It's way too early in the morning to be up and around (6 a.m., but I have been up for an hour already), but here I sit at the computer with Loosy the Love Cat on my lap purring away as if it were 9 a.m. and the day just starting.
I noticed that ChaliceChick was awake at 1 a.m. when I checked out my favorites a few minutes ago, watching Keith Olbermann. And Juffie snuck in a post last night when I wasn't looking, as had Miss Kitty way down in Georgia. Thanks, ladies, for my early morning blog fix!
Early mornings are actually a pleasure for me, but they have their inconveniences as well. For example, it was too early for the South Whidbey Record to appear in the paper box, so I will have to tromp down again in a little while to get my local news.
I woke up feeling sad about my friend and hoping to find a message from her that expressed her desire to stay connected. But it hasn't come and I half-expect that it won't, that she didn't like my asking her why she'd never told me that she was angry so that I could do something about it or at least offer an explanation of my actions. Instead, she just slammed the metaphorical door in my face.
It's not just saying goodbye to the friendship that bothers me; it's the way it has happened, the helplessness of not being able to save it, the knowledge that she has talked about me with other friends and remarked in her note that they all say I've treated them the same way. WHAT? To the best of my knowledge, I haven't treated anyone badly. But I have changed, my priorities had to change when I moved away and began a new life, and, as Faded said yesterday in a comment, people are uncomfortable with changes.
Of course, it could happen that I'll get a message from her today and everything will turn out well. But right now I'm in early morning rain.
7 comments:
I'm not sure anyone mentioned jealousy yet, but I find that is often an unspoken element in friendship friction. You have moved and changed, perhaps in some ways that she wants to, but can't acknowledge. And it's never too early!

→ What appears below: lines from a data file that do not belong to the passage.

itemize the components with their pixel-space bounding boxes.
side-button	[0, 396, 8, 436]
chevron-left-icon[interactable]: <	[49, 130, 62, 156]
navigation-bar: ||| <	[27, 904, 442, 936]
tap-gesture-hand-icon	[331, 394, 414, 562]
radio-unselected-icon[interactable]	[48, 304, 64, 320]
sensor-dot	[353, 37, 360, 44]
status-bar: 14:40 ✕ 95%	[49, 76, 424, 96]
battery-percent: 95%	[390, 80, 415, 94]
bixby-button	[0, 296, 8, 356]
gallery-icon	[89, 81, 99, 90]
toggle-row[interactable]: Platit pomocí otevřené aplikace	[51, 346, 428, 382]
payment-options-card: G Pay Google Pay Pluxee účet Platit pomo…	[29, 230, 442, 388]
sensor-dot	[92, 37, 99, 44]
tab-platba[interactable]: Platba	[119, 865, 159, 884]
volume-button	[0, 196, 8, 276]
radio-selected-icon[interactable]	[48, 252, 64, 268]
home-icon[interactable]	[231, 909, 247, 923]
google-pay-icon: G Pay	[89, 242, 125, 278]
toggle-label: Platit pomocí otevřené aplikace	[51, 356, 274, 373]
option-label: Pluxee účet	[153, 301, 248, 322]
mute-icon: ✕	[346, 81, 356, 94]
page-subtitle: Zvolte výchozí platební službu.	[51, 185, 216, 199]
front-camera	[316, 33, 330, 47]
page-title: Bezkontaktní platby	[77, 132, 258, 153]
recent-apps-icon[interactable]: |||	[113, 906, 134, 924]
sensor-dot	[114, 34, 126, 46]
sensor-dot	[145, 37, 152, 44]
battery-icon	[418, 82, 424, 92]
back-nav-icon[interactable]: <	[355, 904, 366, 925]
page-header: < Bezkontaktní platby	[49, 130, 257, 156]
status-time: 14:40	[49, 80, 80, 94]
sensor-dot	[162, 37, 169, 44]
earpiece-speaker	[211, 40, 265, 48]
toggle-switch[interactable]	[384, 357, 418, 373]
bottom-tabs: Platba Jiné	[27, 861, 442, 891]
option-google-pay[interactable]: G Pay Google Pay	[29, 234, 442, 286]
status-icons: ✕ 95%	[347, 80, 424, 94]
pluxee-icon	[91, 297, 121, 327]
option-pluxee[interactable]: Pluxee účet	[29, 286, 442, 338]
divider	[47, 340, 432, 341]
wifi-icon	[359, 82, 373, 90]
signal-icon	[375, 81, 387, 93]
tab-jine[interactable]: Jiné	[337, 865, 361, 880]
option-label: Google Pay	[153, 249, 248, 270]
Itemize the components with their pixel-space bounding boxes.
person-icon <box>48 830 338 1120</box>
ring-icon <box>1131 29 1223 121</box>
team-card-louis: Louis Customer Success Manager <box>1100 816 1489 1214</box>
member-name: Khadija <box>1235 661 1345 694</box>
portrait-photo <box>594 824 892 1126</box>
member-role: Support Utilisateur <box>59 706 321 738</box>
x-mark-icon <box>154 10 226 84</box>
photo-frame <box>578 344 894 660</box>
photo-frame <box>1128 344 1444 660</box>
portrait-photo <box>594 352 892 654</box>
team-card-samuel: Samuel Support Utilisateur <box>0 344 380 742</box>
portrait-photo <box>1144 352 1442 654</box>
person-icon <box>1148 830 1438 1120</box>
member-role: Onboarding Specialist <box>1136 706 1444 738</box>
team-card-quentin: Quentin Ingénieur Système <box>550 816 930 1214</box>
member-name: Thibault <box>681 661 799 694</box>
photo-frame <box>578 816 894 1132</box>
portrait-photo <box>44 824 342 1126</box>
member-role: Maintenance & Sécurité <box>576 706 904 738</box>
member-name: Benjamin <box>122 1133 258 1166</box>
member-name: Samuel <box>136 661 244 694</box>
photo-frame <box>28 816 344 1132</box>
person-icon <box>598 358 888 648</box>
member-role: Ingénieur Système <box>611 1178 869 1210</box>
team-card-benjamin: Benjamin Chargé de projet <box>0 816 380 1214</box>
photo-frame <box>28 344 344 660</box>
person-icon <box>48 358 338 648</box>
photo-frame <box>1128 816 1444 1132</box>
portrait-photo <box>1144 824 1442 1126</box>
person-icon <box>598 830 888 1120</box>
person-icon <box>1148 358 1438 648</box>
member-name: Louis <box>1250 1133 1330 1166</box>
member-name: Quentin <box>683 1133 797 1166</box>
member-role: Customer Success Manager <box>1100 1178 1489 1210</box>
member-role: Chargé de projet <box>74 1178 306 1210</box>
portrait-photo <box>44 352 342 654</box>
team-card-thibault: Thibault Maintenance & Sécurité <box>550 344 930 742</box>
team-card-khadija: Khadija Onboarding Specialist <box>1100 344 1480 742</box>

Ms. Theologian makes an excellent point. Could it be envy?
Thanks to both of you. I have been thinking about your comment, Ms. T. I don't know how much that enters in, but envy/jealousy comes in many forms, even though it's not always obvious. I don't think it's as linear as "she wants to be a minister", but I do think she feels that other matters have taken her place in my life.
Just had a chance to read your original "dilemma" post.
Alas, such messages go with the territory of ministry. Because you will move, and probably move, and move, and probably move again between the time of your decision to enter ministry and your leaving it.
And in those moves, if you use a lot of your time/soul energy maintaining distant friendships, you will not be using that energy to make new friendships where you are. And you will be very lonely, and not, in a Thich Nat Han sense, being where you are.
It is always very hard for those "left behind" to understand this. They do not have the work of being somewhere new. Nor the expectation that they should need to use some of their time/soul energy to make a new friend now that you have gone. The void looms large. And all the worse because you are now a "minister" which means you must never hurt anyone. And just look how you hurt me. Righteous anger often follows this progression. ::sigh::
I'll say more on my own blog later today...great issue, thanks for sharing.
Juffie, your words help a lot. You have stated what I think has happened from the perspective of having experienced it yourself, and you said it better. I'll look forward to reading more from you about the issue. Thanks.
Yes, not jealousy in the sense that you were both in lay leadership, and then you shifted to professional religious leadership and she wants that. But jealousy in the sense that perhaps you are happy, or where you want to be, or fulfilled, or have other new friends, and perhaps some of that tugged at her in a jealous way in that one of those is something she wanted. I'm just speculating, of course. But of those criteria for friendship that Aristotle wrote about in Nichomachean ethics (virtue, kindness, goodwill, mutuality, equality, trust, affection...), certainly goodwill from her is lacking. :( But jealousy is one of my pet subjects (also collusion, and the idea of being taken advantage of), so I see it everywhere, regardless of whether or not it's there. ;)
Thanks, Ms. T. Part of what is hard about this is that it feels so uncharacteristic of her. She was always such a staunch supporter of my going into ministry, so I thought she understood that it would change me. That she would make such a shift, without warning, was blind-siding.